Particle size and type effects on heat transfer enhancement of Ferro-nanofluids in a pulsating heat pipe

Abstract

The present study evaluated the effect of γ (gamma) and α (alpha) Fe2O3/Kerosene nanofluids for a closed loop pulsating heat pipe under the magnetic field. The nanoparticles had a size ranged from 10nm to 30nm. The heat transfer rate and the temperature distribution of the heat pipe were examined with and without the magnetic field. Likewise, the Fe2O3 base nanofluids were exposed to a magnetic field to measure the vapor temperature at the center of the pulsating heat pipe directly. The results showed that both heat transfer coefficient and thermal performance of the pulsating heat pipe are enhanced by the addition of Fe2O3 nanoparticles, especially when the magnetic field is present. The increased input heat flux rises the heat transfer coefficient of the condenser and the evaporator.
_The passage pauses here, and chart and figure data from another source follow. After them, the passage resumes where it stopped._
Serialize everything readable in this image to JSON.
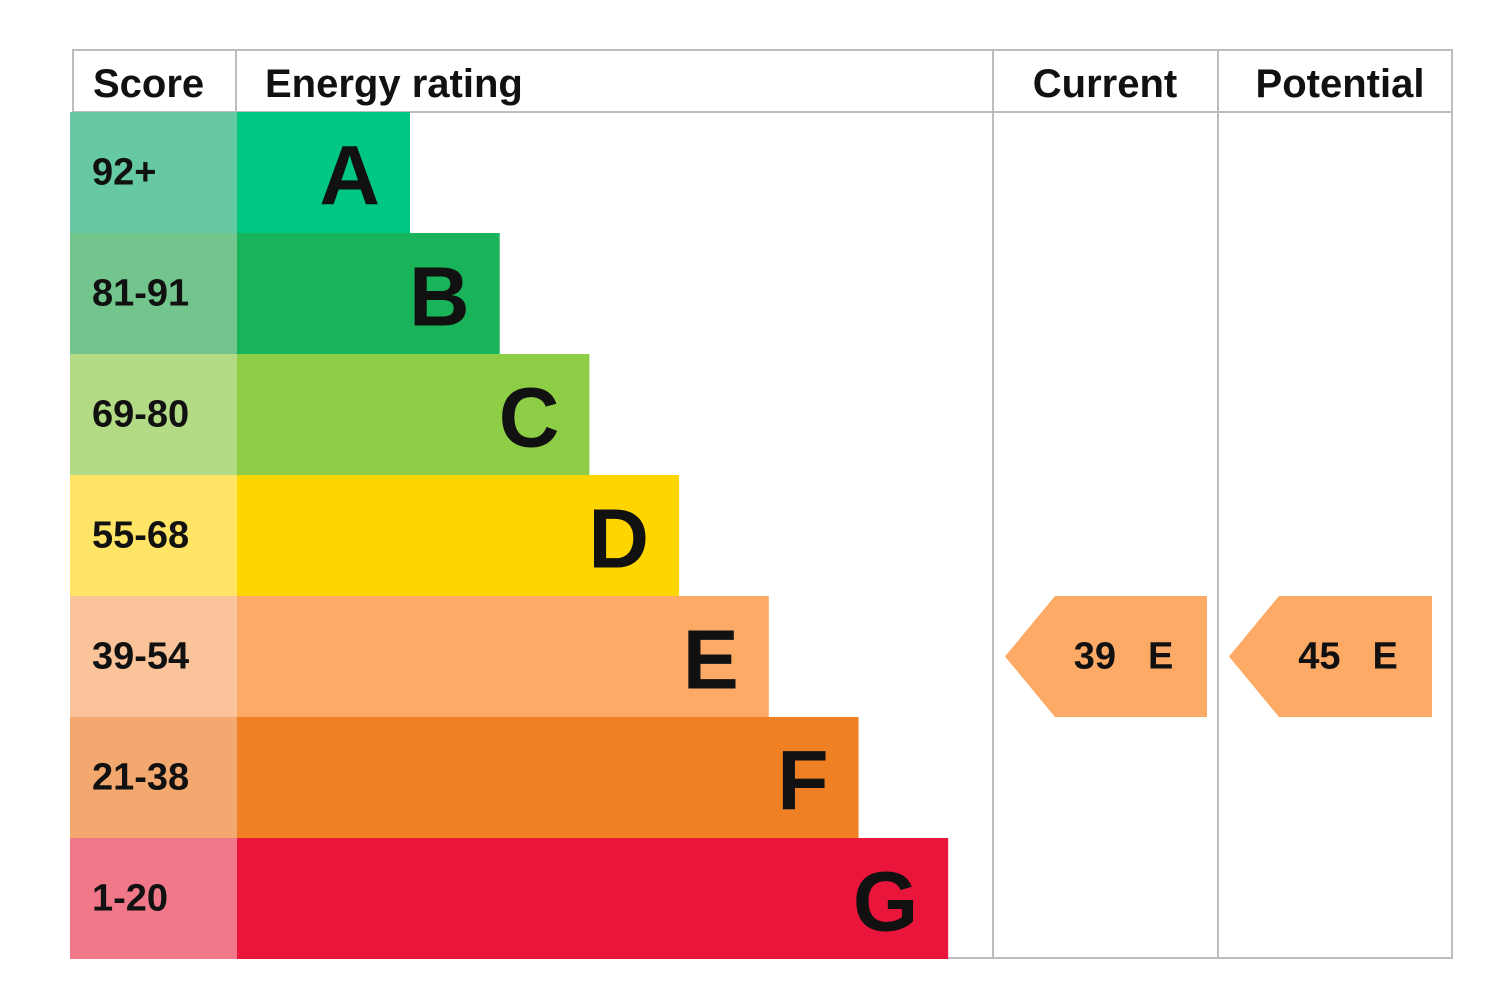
{
  "header": {
    "score": "Score",
    "energy_rating": "Energy rating",
    "current": "Current",
    "potential": "Potential"
  },
  "rows": [
    {
      "score": "92+",
      "rating": "A",
      "color": "#00c781",
      "score_color": "#66c9a2"
    },
    {
      "score": "81-91",
      "rating": "B",
      "color": "#19b459",
      "score_color": "#72c58c"
    },
    {
      "score": "69-80",
      "rating": "C",
      "color": "#8dce46",
      "score_color": "#b3db85"
    },
    {
      "score": "55-68",
      "rating": "D",
      "color": "#ffd500",
      "score_color": "#ffe466"
    },
    {
      "score": "39-54",
      "rating": "E",
      "color": "#fcaa65",
      "score_color": "#fbc39a"
    },
    {
      "score": "21-38",
      "rating": "F",
      "color": "#ef8023",
      "score_color": "#f2a86e"
    },
    {
      "score": "1-20",
      "rating": "G",
      "color": "#e9153b",
      "score_color": "#f07889"
    }
  ],
  "current": {
    "score": 39,
    "rating": "E"
  },
  "potential": {
    "score": 45,
    "rating": "E"
  }
}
Lower evaporator heat transfer coefficient and higher temperature difference between condenser and evaporator were seen because of α-Fe2O3 nanoparticles as compared to γ-Fe2O3 nanoparticles. Among six nanoparticles investigated in this research, the optimum type and size of Iron oxide nanoparticles under similar conditions for attaining the best heat transfer performance was 20nm γ-Fe2O3 nanoparticles.